Several limitations of the current study are apparent due to the unfair comparison between two groups. The first limitation is the small sample size of both groups. The wide use of effective universal screening for cervical cancer (pap smear) in developed countries [62,84,85,86,87] has led to a dramatic decrease in LBS-CC prevalence rate. Moreover, the therapeutic choice for patients with LBS-CC is debated [88]; therefore the patients enrolled in the current study were mainly based on shared decision making, which directly influenced the sample size, resulting in an insufficient power to properly compare PFS and OS between the two types of surgery after NACT. Second, based on the same reason shown above, an additional cost is required for receiving robotic surgery, which is not covered by the National Insurance Health Care System in Taiwan [89,90,91,92,93,94], and the risk of selection bias could not be totally avoided, contributing to a significantly greater number of patients with FIGO stage IIB in the robotic group. This is a well-known limitation of the retrospective design. The effects of both limitations were combined and augmented by the confounding effects. Finally, imaging evaluation was not used at the end of NACT treatment. Therefore, the response of the patients to NACT was uncertain.

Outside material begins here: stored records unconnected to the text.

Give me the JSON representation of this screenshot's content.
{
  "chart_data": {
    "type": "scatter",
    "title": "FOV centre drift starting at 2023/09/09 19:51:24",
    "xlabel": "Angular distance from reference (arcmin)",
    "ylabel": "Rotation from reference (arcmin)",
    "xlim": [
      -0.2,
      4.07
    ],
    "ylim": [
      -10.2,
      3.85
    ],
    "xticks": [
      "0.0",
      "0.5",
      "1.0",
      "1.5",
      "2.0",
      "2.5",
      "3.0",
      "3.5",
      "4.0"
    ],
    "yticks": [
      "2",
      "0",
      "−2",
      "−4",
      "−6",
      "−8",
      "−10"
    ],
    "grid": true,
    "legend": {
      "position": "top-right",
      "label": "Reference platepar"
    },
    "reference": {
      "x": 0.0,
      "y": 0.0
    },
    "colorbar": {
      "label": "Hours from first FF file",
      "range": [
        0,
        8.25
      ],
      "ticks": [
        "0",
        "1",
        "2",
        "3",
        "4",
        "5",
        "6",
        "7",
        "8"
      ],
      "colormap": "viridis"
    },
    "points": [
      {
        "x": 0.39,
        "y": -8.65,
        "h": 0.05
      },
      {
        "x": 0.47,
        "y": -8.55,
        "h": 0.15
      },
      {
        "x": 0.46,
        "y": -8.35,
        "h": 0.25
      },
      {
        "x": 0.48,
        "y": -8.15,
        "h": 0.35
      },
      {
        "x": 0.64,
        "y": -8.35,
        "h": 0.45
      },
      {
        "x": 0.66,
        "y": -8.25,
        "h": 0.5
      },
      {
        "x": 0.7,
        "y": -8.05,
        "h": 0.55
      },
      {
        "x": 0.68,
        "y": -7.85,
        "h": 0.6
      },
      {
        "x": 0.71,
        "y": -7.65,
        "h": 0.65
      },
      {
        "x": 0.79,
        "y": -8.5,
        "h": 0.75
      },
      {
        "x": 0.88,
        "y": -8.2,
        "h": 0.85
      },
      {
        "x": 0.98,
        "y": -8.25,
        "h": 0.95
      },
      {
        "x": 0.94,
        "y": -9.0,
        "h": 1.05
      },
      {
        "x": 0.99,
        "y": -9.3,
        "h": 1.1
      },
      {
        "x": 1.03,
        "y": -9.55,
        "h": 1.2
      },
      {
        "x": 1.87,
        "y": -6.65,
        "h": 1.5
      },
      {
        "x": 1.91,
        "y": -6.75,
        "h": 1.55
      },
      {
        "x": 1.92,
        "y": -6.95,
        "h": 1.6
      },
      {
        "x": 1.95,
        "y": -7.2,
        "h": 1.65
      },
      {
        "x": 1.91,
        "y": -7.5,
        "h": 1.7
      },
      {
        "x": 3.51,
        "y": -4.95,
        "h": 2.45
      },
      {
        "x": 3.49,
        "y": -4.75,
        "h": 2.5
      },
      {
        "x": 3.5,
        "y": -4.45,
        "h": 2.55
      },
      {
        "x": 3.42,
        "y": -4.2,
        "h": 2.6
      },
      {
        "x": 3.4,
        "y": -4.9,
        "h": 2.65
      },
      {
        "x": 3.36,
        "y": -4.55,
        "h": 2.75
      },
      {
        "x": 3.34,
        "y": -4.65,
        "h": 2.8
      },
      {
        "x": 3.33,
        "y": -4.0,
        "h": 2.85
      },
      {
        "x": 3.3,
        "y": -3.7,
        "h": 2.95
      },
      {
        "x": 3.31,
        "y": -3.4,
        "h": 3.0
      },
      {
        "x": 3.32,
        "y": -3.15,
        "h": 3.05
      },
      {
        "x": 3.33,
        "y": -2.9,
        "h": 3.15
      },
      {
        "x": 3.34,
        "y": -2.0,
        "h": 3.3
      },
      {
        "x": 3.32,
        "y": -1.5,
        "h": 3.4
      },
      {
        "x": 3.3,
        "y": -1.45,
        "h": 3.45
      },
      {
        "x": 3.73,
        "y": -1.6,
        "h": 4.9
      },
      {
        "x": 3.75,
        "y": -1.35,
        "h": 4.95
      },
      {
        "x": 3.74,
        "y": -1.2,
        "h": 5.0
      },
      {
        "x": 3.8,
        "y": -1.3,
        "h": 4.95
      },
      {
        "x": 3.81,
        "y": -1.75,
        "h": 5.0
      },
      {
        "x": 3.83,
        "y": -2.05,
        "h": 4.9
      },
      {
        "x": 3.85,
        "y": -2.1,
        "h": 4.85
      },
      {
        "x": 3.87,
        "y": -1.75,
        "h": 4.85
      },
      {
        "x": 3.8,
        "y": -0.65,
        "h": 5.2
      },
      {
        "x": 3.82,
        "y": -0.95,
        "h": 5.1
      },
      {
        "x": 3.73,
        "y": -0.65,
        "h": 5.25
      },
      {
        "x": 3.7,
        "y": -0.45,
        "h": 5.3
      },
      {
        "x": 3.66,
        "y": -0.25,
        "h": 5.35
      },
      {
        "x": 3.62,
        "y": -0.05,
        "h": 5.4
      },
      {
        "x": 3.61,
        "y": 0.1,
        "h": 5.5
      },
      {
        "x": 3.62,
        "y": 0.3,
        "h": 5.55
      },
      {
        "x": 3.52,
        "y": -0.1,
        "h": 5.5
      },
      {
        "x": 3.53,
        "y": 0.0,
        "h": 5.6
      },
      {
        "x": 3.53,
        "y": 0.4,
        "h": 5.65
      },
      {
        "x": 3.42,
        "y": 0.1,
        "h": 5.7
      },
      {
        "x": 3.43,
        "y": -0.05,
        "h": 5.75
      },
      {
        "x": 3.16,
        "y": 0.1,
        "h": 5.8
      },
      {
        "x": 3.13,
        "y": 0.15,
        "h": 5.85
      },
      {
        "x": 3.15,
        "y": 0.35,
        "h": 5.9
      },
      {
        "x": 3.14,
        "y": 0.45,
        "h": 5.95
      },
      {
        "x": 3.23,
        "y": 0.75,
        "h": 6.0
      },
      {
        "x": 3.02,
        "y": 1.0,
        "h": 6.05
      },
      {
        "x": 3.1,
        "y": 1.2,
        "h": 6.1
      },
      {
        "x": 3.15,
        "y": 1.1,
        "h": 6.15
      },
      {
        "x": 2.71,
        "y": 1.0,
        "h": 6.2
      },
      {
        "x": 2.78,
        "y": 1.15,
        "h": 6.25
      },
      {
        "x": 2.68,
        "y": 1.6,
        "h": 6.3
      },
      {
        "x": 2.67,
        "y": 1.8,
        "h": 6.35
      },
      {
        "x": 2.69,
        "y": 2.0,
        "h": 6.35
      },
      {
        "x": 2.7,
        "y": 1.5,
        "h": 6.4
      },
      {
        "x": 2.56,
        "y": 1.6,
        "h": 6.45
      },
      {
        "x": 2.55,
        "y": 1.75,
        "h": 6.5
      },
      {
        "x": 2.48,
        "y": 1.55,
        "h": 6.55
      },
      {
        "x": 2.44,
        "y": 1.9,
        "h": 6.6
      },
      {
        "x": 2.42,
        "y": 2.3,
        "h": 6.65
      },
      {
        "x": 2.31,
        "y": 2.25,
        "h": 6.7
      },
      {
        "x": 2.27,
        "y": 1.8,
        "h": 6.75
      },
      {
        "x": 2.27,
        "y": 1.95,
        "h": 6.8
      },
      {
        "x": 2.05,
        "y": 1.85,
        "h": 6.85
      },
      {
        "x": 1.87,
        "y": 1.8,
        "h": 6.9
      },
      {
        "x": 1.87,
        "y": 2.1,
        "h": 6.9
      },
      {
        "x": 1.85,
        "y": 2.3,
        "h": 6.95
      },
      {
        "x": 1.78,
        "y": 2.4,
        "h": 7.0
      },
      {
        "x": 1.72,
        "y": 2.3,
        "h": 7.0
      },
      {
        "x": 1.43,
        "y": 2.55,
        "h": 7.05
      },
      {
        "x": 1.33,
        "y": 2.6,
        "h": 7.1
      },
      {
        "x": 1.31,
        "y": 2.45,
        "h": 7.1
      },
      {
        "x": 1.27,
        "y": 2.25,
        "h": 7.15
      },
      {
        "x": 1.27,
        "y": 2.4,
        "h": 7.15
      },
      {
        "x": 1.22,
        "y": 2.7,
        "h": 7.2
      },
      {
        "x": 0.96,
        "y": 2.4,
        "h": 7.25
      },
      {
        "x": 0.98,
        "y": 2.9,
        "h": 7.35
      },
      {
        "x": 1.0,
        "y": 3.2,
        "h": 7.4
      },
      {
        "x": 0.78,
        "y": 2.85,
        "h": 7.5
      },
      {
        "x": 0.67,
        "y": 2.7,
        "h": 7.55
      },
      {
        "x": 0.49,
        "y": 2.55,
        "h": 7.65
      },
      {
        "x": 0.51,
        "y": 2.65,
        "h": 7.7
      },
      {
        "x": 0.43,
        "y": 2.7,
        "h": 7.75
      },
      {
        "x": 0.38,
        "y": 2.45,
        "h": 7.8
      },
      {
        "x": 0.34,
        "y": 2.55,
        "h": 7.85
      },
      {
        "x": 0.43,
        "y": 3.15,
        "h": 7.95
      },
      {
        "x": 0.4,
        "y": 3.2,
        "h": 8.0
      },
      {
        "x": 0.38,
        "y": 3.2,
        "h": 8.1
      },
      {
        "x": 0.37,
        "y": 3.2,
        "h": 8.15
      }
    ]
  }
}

Despite these limitations, the current study provided valuable data showing that women with LBS-CC treated with NACT followed by surgery required further evaluation, especially for those patients with FIGO stage IIB. Our study confirmed that the seemingly promising perioperative outcomes in the NACT-R-RH group did not translate into better oncological outcomes. In contrast, they were associated with higher recurrence and mortality rates. Therefore, it is clear that any advanced technology (robotic surgery) in cancer treatment should be testified by survival outcomes, regardless of perioperative outcomes. In addition, the current study provided additional evidence that FIGO stage IIB contributed greatly to a poorer prognosis if NACT-R-RH was performed. Therefore, it is reasonable to suppose that NACT-A-RH might be a more appropriate approach in patients with FIGO stage IB3-IIA2 LBS-CC if the patients plan to undergo NACT along with a subsequent surgical intervention.

5. Conclusions

R-RH after NACT in patients with LBS-CC results in better perioperative outcomes but does not contribute to better survival outcomes. In addition, NACT-R-RH is associated with higher rates of recurrence and mortality, and the poor oncological outcomes occur relatively earlier compared to that observed after NACT-A-RH. Patients with FIGO stage IIB LBS-CC should be well informed about the possible inferior survival outcomes before undergoing NACT-R-RH.